I'm hoping some experienced wholesalers know how to deal with this problem. I have been targeting probate homes in the Northern Virginia, Washington, D.C. and Suburban Maryland areas. I send direct mail to the executors. The market is hot in the DC area and executors know it. They get lots of letters from investors and offer to show the property to all interested investors, usually on a weekend. I have run into the same wholesaler's assistant at every one of them. This has happened 3 times in the past few months. The wholesaler offers a much higher price than I can afford to pay in each instance. When I check the land records a month later to see what the properties have sold for I see that the prices paid were quite high. And that's without accounting for the wholesaler's fee because that is paid out of settlement and is not reflected in the sales price. The only thing I can think of is the wholesaler has a lot of "buy and hold" buyers on his list and perhaps some newbies who pay too much. I spoke with one seller who told me that one wholesaler offered to beat any other offer by $5k. That seems like a risky thing to do but it does keep his foot in the door and he can back out later if the numbers don't work. He also tells them that he would have the right to see the next best offer if he needs to escalate his offer $5k over theirs. What do experienced wholesalers do when they face steep competition? Thanks in advance for your insight.
Welcome @Lance Young !
Wow, brother.... I feel you. The first question I have is.... how many cash buyers do you have on your list? Second, have you tried going onto CL to talk to the people advertising their rentals there to see if you can get any of them as cash buyers? Land lords looking to increase their portfolio are a great resource for higher paying cash buyers.... Just my two cents, for what its worth....Best of luck.
@Lance Young they are using escalator clause.. standard procedure in hot multiple offer environment.

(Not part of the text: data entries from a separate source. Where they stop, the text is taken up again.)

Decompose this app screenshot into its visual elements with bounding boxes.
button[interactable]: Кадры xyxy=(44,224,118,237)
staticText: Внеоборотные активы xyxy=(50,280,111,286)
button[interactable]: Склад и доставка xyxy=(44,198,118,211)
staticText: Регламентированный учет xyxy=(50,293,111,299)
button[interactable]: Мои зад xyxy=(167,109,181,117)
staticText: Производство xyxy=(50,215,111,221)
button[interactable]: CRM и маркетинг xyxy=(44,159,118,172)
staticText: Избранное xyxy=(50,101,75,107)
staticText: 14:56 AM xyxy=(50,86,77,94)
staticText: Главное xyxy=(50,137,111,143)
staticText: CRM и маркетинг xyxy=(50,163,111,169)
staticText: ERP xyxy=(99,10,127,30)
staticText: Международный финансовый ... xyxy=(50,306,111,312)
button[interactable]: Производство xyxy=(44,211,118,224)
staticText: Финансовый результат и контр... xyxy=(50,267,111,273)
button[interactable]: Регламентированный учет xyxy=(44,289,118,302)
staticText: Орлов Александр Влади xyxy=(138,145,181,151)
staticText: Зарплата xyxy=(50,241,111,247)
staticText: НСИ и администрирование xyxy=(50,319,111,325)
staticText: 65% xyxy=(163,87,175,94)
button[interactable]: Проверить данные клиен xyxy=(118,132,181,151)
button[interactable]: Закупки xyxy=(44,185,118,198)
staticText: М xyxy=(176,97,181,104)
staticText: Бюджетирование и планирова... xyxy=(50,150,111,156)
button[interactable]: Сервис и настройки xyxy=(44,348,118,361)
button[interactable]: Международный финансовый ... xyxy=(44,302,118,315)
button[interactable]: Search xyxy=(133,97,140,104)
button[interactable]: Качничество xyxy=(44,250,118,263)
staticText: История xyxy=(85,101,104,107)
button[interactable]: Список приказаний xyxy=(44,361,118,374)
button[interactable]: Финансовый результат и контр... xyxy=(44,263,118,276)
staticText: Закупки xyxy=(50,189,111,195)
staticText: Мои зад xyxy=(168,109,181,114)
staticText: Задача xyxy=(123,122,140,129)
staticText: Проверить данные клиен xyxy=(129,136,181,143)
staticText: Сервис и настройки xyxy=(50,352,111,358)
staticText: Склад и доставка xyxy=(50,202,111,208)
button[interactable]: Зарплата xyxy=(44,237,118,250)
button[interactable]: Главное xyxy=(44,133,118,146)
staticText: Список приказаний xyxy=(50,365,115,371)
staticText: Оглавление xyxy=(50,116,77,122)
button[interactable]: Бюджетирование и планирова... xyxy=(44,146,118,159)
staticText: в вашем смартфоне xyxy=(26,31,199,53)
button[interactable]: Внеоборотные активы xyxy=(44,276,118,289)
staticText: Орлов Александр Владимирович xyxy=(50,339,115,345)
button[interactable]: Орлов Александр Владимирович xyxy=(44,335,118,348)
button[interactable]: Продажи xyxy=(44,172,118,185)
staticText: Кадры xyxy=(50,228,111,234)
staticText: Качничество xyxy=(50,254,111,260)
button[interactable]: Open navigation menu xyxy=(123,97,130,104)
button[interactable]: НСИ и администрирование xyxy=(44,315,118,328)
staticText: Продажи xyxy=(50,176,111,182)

if your a fix and flipper.. you will have a very hard time beating out a buy and hold investor.. it just is what it is.
market is saturated with wanna bee wholesalers and others that are able to close...
one thing you may want to do is look at the auction companies.. they weed out most wholesalers.. because you need bigger deposits just to bid and then usually a bigger NON refundable EM which is something most wholesalers won't do I never have an issue beating those guys out in this arena.. your up against other TRUE cash buyers though.
Thank you for the feedback, Jay. I'm a fix and flipper and can pay cash for about half of the deals I run across. That isn't helping when I'm up against seasoned wholesalers who have lots of folks who will pay more than me. I am finding out the hard way that I cannot beat a buy and hold investor. Your post only confirmed my suspicions.
You have a good point about auction companies. I've never tried them because I thought it would be a much more competitive arena since the companies advertise heavily and have hundreds or maybe thousands of investors looking at their auction properties. Have you purchased properties through auction companies?
Brian, thank you for the good advice. I have been a fix and flipper for years. Recently, I've decided I need to get into wholesaling because I keep getting outbid by wholesalers who have high-paying buyers. Paying too much for a property runs contrary to everything I've learned about real estate investing. I've been putting my efforts into improving the way I find deals and have not put any effort into creating a buyers list. I was going to wait until I found a good deal that I could make money on before finding buyers. I figured that if I could not find a buyer for the wholesale deal that I would do the deal myself.
Your post woke me up to the fact that I need a high-paying buyers list so I can then make higher offers and remain competitive. My biggest fear is what if you get an offer accepted at a relatively high percentage on the dollar and cannot find a buyer? For example, last week I made an offer to an executor for a townhouse that had a fair market value of $230k. It needed $20k-$25k in renovations. I offered $170k. Later that day the executor texted me that he had accepted a higher offer. I had good rapport with him so he told me what all the other offers were. $160k, 170k (my offer), 175k and 178k. He countered the $178k offer with $180k and the wholesaler accepted and agreed to pay $180k. That's 78% of fair market value! I was left shaking my head in disbelief and wondering how I was going to continue making a living in real estate! At that price a fix and flip investor would be lucky to make $5,000. And that's IF everything goes right and you don't go over budget on the renovation. I am guessing that the wholesaler has a buy and hold investor because it doesn't make sense otherwise.